Despite the presidential outcomes, we in the healthcare industry will still be faced with a heavy issue: how to go about reining in drug costs.
- Focus on adherence in real-world conditions.
Our C the Cure program for a cohort of hepatitis C patients co-infected with HIV resulted in 90% of the patients having a sustained virological response at 12 weeks post treatment. Did you know that this is only the second study to use this particular real-world data set known for co-infected HCV patients with this profile and treatment regimen? We need more studies like this.

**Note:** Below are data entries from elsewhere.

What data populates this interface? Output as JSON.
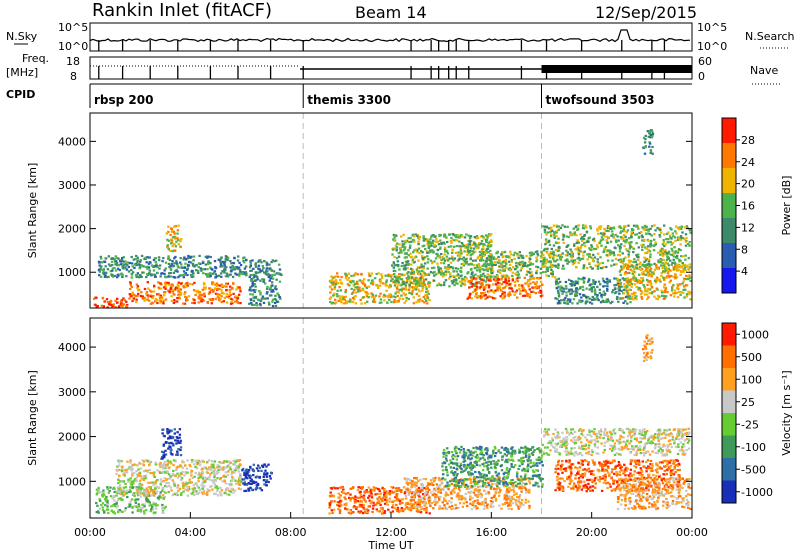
{
  "header": {
    "station": "Rankin Inlet (fitACF)",
    "beam": "Beam 14",
    "date": "12/Sep/2015"
  },
  "top_labels": {
    "nsky": "N.Sky",
    "nsearch": "N.Search",
    "freq_line1": "Freq.",
    "freq_line2": "[MHz]",
    "nave": "Nave",
    "cpid": "CPID"
  },
  "cpid_segments": [
    {
      "label": "rbsp 200",
      "start_hour": 0
    },
    {
      "label": "themis 3300",
      "start_hour": 8.5
    },
    {
      "label": "twofsound 3503",
      "start_hour": 18
    }
  ],
  "x_axis": {
    "ticks": [
      "00:00",
      "04:00",
      "08:00",
      "12:00",
      "16:00",
      "20:00",
      "00:00"
    ],
    "label": "Time UT"
  },
  "colors": {
    "axis": "#000000",
    "dashed": "#bbbbbb"
  },
  "chart_data": [
    {
      "type": "heatmap",
      "title": "Power",
      "ylabel": "Slant Range [km]",
      "xlabel": "Time UT",
      "ylim": [
        180,
        4650
      ],
      "xlim_hours": [
        0,
        24
      ],
      "yticks": [
        "1000",
        "2000",
        "3000",
        "4000"
      ],
      "colorbar": {
        "label": "Power [dB]",
        "ticks": [
          "4",
          "8",
          "12",
          "16",
          "20",
          "24",
          "28"
        ],
        "range": [
          0,
          32
        ],
        "colors": [
          "#1616ee",
          "#2a5db0",
          "#3d8a6a",
          "#4cb34c",
          "#f0b400",
          "#ff7800",
          "#ff1a00"
        ]
      },
      "echo_regions": [
        {
          "t0": 0.1,
          "t1": 1.5,
          "r0": 200,
          "r1": 450,
          "level": 6
        },
        {
          "t0": 1.5,
          "t1": 6.0,
          "r0": 300,
          "r1": 800,
          "level": 5
        },
        {
          "t0": 0.3,
          "t1": 6.2,
          "r0": 900,
          "r1": 1400,
          "level": 2
        },
        {
          "t0": 3.0,
          "t1": 3.6,
          "r0": 1500,
          "r1": 2100,
          "level": 4
        },
        {
          "t0": 6.3,
          "t1": 7.6,
          "r0": 250,
          "r1": 1300,
          "level": 2
        },
        {
          "t0": 9.5,
          "t1": 13.5,
          "r0": 300,
          "r1": 1000,
          "level": 4
        },
        {
          "t0": 12.0,
          "t1": 16.0,
          "r0": 700,
          "r1": 1900,
          "level": 3
        },
        {
          "t0": 15.0,
          "t1": 18.0,
          "r0": 400,
          "r1": 900,
          "level": 5
        },
        {
          "t0": 15.5,
          "t1": 18.5,
          "r0": 900,
          "r1": 1500,
          "level": 3
        },
        {
          "t0": 18.0,
          "t1": 23.9,
          "r0": 1100,
          "r1": 2100,
          "level": 3
        },
        {
          "t0": 18.5,
          "t1": 21.5,
          "r0": 300,
          "r1": 900,
          "level": 2
        },
        {
          "t0": 21.0,
          "t1": 23.9,
          "r0": 400,
          "r1": 1200,
          "level": 4
        },
        {
          "t0": 22.0,
          "t1": 22.4,
          "r0": 3700,
          "r1": 4300,
          "level": 2
        }
      ]
    },
    {
      "type": "heatmap",
      "title": "Velocity",
      "ylabel": "Slant Range [km]",
      "xlabel": "Time UT",
      "ylim": [
        180,
        4650
      ],
      "xlim_hours": [
        0,
        24
      ],
      "yticks": [
        "1000",
        "2000",
        "3000",
        "4000"
      ],
      "colorbar": {
        "label": "Velocity [m s⁻¹]",
        "ticks": [
          "1000",
          "500",
          "100",
          "25",
          "-25",
          "-100",
          "-500",
          "-1000"
        ],
        "colors": [
          "#1a2fb8",
          "#2f6fa8",
          "#3f9a5a",
          "#66cc33",
          "#c8c8c8",
          "#ffa020",
          "#ff7000",
          "#ff1a00"
        ]
      },
      "echo_regions": [
        {
          "t0": 0.2,
          "t1": 3.0,
          "r0": 300,
          "r1": 900,
          "level": 3
        },
        {
          "t0": 1.0,
          "t1": 6.0,
          "r0": 700,
          "r1": 1500,
          "level": 4
        },
        {
          "t0": 2.8,
          "t1": 3.6,
          "r0": 1500,
          "r1": 2200,
          "level": 0
        },
        {
          "t0": 6.0,
          "t1": 7.2,
          "r0": 800,
          "r1": 1400,
          "level": 0
        },
        {
          "t0": 9.5,
          "t1": 13.5,
          "r0": 300,
          "r1": 900,
          "level": 6
        },
        {
          "t0": 12.5,
          "t1": 17.5,
          "r0": 400,
          "r1": 1100,
          "level": 5
        },
        {
          "t0": 14.0,
          "t1": 18.0,
          "r0": 900,
          "r1": 1800,
          "level": 2
        },
        {
          "t0": 18.0,
          "t1": 23.9,
          "r0": 1600,
          "r1": 2200,
          "level": 4
        },
        {
          "t0": 18.5,
          "t1": 23.5,
          "r0": 800,
          "r1": 1500,
          "level": 6
        },
        {
          "t0": 21.0,
          "t1": 23.9,
          "r0": 400,
          "r1": 1100,
          "level": 5
        },
        {
          "t0": 22.0,
          "t1": 22.4,
          "r0": 3700,
          "r1": 4300,
          "level": 5
        }
      ]
    }
  ]
}
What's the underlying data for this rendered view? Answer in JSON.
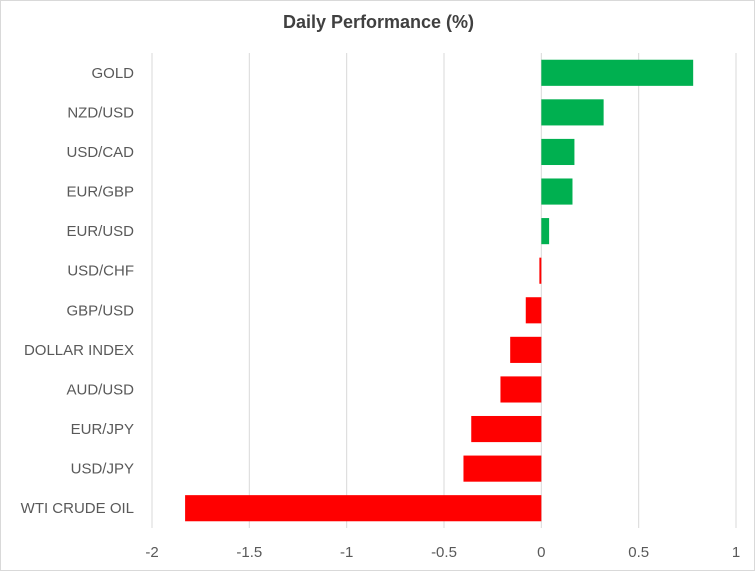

- Streamline the prior authorization process (or until that happens, enlist the clinical pharmacist and their teams).
The lengthy conversation on prior authorizations has led to the conclusion that the cumbersome processes are here to stay. Providers will need to begin asking themselves certain questions:
- Do your PA forms go above and beyond what’s essential for assessment and completion?
- Are important data points on your PA forms made crystal clear to the clinicians or administrators who will be completing the forms?
The answer to both of these questions should be ‘yes.’
- Get ahead of the curve, especially as cancer trends toward a chronic condition.
Currently, there are 3,400 immunotherapy trials ongoing in the United States, over 14 million cancer patients are living longer, and ultra-high cost immunotherapeutics for multiple oncologic conditions are entering the market. As a result, we need to remember to talk about pricing. Pricing needs to be an important part of the discussion held among healthcare stakeholders, specifically before new specialty medications enter the market.